I don’t believe in the word CAN’T because it implies that one can predict the future. To know that you CAN’T do something is to accept a static future; to deny change. It suggests fate. I deny fate. And so, I deny the word CAN’T based simply on the fact that one can’t ever know for certain whether or not one might be able to do something until one tries, and even then, there might always be a second try, right? Notice the ironic use of the word CAN’T in that sentence. Pheh.
So when competing on the web as a webmaster, I rarely say something CAN’T be done. Instead, I say I prefer not to attempt it.
In a goal-oriented world, wisdom preserves resources. You COULD spend all of your effort competing against a super tough competitor, but if you are goal-oriented, the only time that would be wise is if the goal were simply to win. A contest, perhaps, or bragging rights where the bragging rights would bring you other riches. But what about when your competitor is not so goal-oriented? What if your competitor is process oriented? What if your competitor is someone who simply exists to compete, such that competing with you IS the goal? You’ll never win against that guy. Just by engaging him, he achieves his goal. If he has infinite resources relative to yours, you will never win. It is unwise to engage him in battle.

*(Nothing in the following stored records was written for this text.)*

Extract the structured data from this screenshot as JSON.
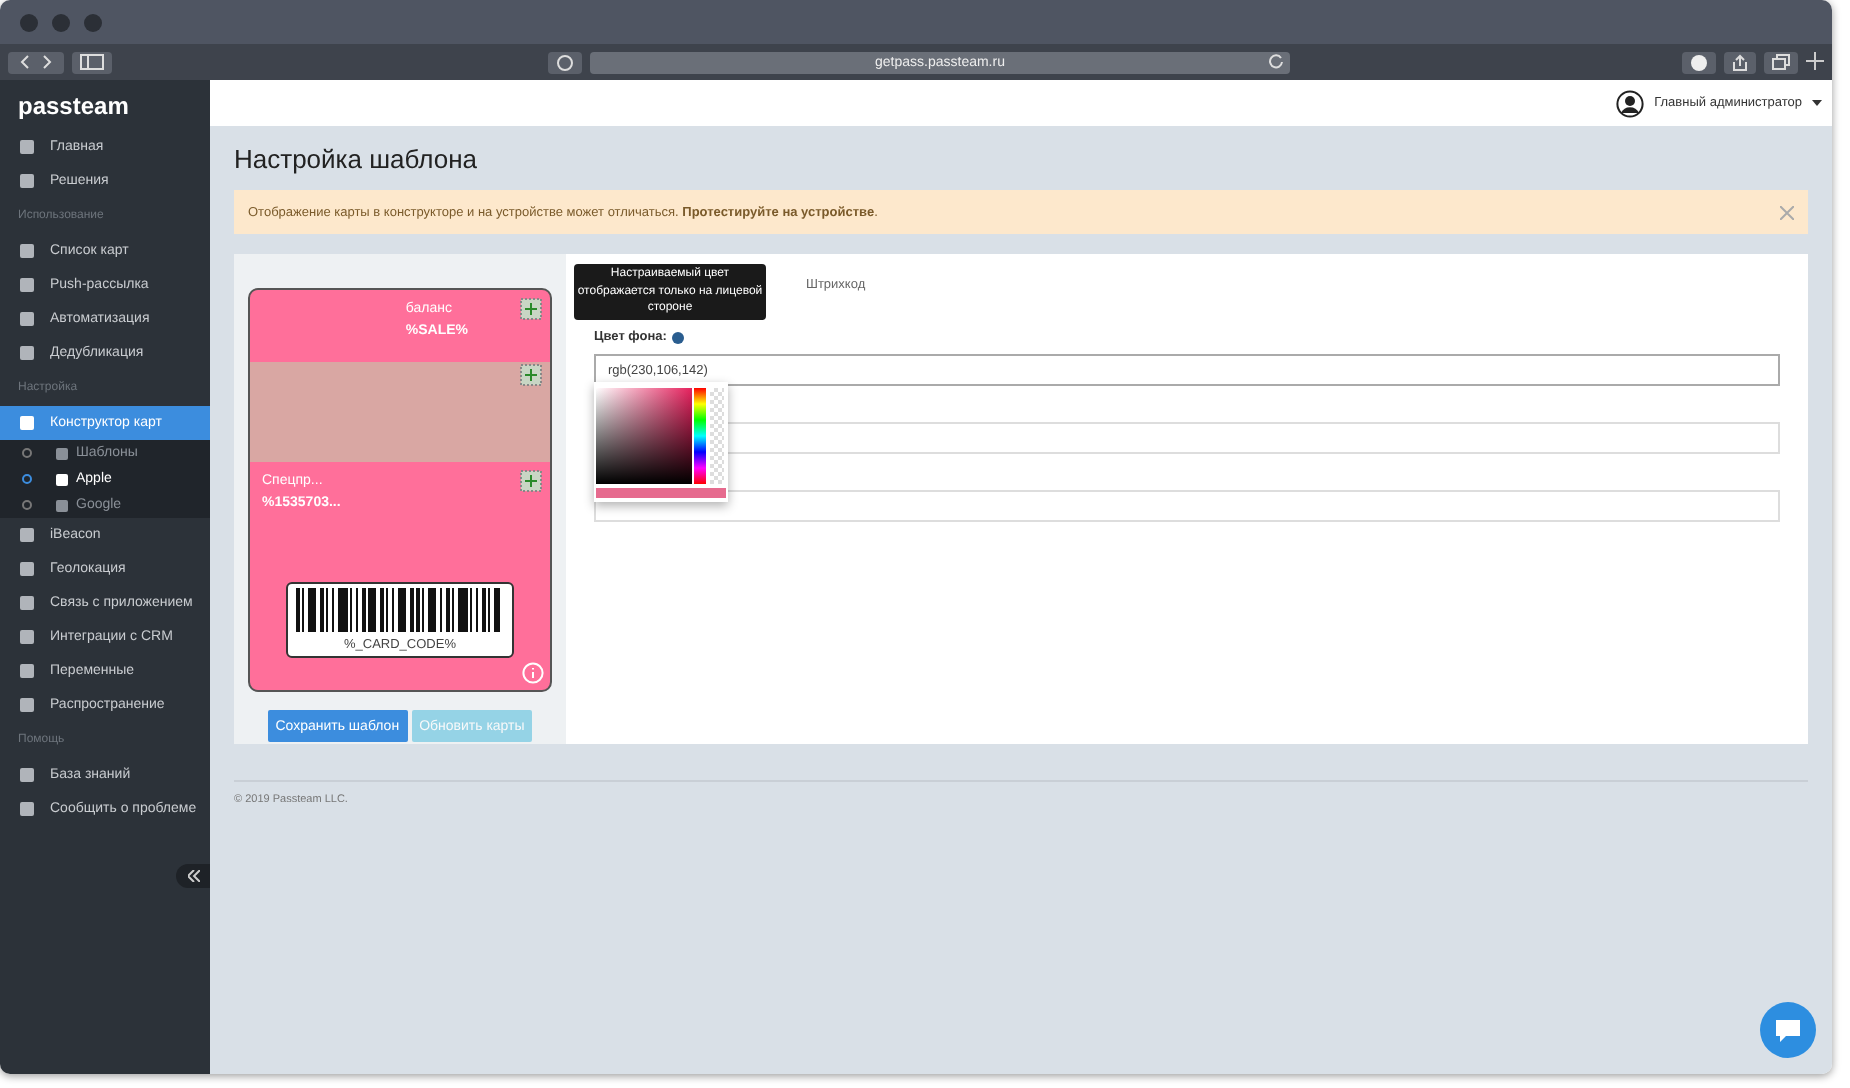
{
  "browser": {
    "url": "getpass.passteam.ru"
  },
  "sidebar": {
    "logo": "passteam",
    "items": [
      {
        "kind": "item",
        "label": "Главная",
        "selected": false
      },
      {
        "kind": "item",
        "label": "Решения",
        "selected": false
      },
      {
        "kind": "section",
        "label": "Использование"
      },
      {
        "kind": "item",
        "label": "Список карт",
        "selected": false
      },
      {
        "kind": "item",
        "label": "Push-рассылка",
        "selected": false
      },
      {
        "kind": "item",
        "label": "Автоматизация",
        "selected": false
      },
      {
        "kind": "item",
        "label": "Дедубликация",
        "selected": false
      },
      {
        "kind": "section",
        "label": "Настройка"
      },
      {
        "kind": "item",
        "label": "Конструктор карт",
        "selected": true
      },
      {
        "kind": "subitem",
        "label": "Шаблоны",
        "selected": false
      },
      {
        "kind": "subitem",
        "label": "Apple",
        "selected": true
      },
      {
        "kind": "subitem",
        "label": "Google",
        "selected": false
      },
      {
        "kind": "item",
        "label": "iBeacon",
        "selected": false
      },
      {
        "kind": "item",
        "label": "Геолокация",
        "selected": false
      },
      {
        "kind": "item",
        "label": "Связь с приложением",
        "selected": false
      },
      {
        "kind": "item",
        "label": "Интеграции с CRM",
        "selected": false
      },
      {
        "kind": "item",
        "label": "Переменные",
        "selected": false
      },
      {
        "kind": "item",
        "label": "Распространение",
        "selected": false
      },
      {
        "kind": "section",
        "label": "Помощь"
      },
      {
        "kind": "item",
        "label": "База знаний",
        "selected": false
      },
      {
        "kind": "item",
        "label": "Сообщить о проблеме",
        "selected": false
      }
    ]
  },
  "header": {
    "user": "Главный администратор"
  },
  "page": {
    "title": "Настройка шаблона",
    "alert": "Отображение карты в конструкторе и на устройстве может отличаться. **Протестируйте на устройстве**."
  },
  "card": {
    "field_1_label": "баланс",
    "field_1_value": "%SALE%",
    "field_2_label": "Спецпр...",
    "field_2_value": "%1535703...",
    "barcode_text": "%_CARD_CODE%"
  },
  "buttons": [
    {
      "label": "Сохранить шаблон",
      "disabled": false
    },
    {
      "label": "Обновить карты",
      "disabled": true
    }
  ],
  "form": {
    "tab": "Штрихкод",
    "tooltip": "Настраиваемый цвет отображается только на лицевой стороне",
    "color_label": "Цвет фона:",
    "color_value": "rgb(230,106,142)"
  },
  "footer": "© 2019 Passteam LLC."
}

Enter Wikipedia. WikiSoldiers build the wiki because they like the process. They are driven by the process. They work for free. They steal content, violate terms of agreements, and do whatever they want in order to simply “build the wiki”. They operate under a different set of rules, and Google permits Wikipedia pages to rank highly in the search results. How do you compete with that?
Of course I have ways to try, because there must always be ways to try, but it isn’t very wise to try very hard. Thankfully, as the economy does its thing, Wikipedia will either go away, become irrelevant, or present opportunities for monetization. I think I’ll wait for that. Better to wait than die trying.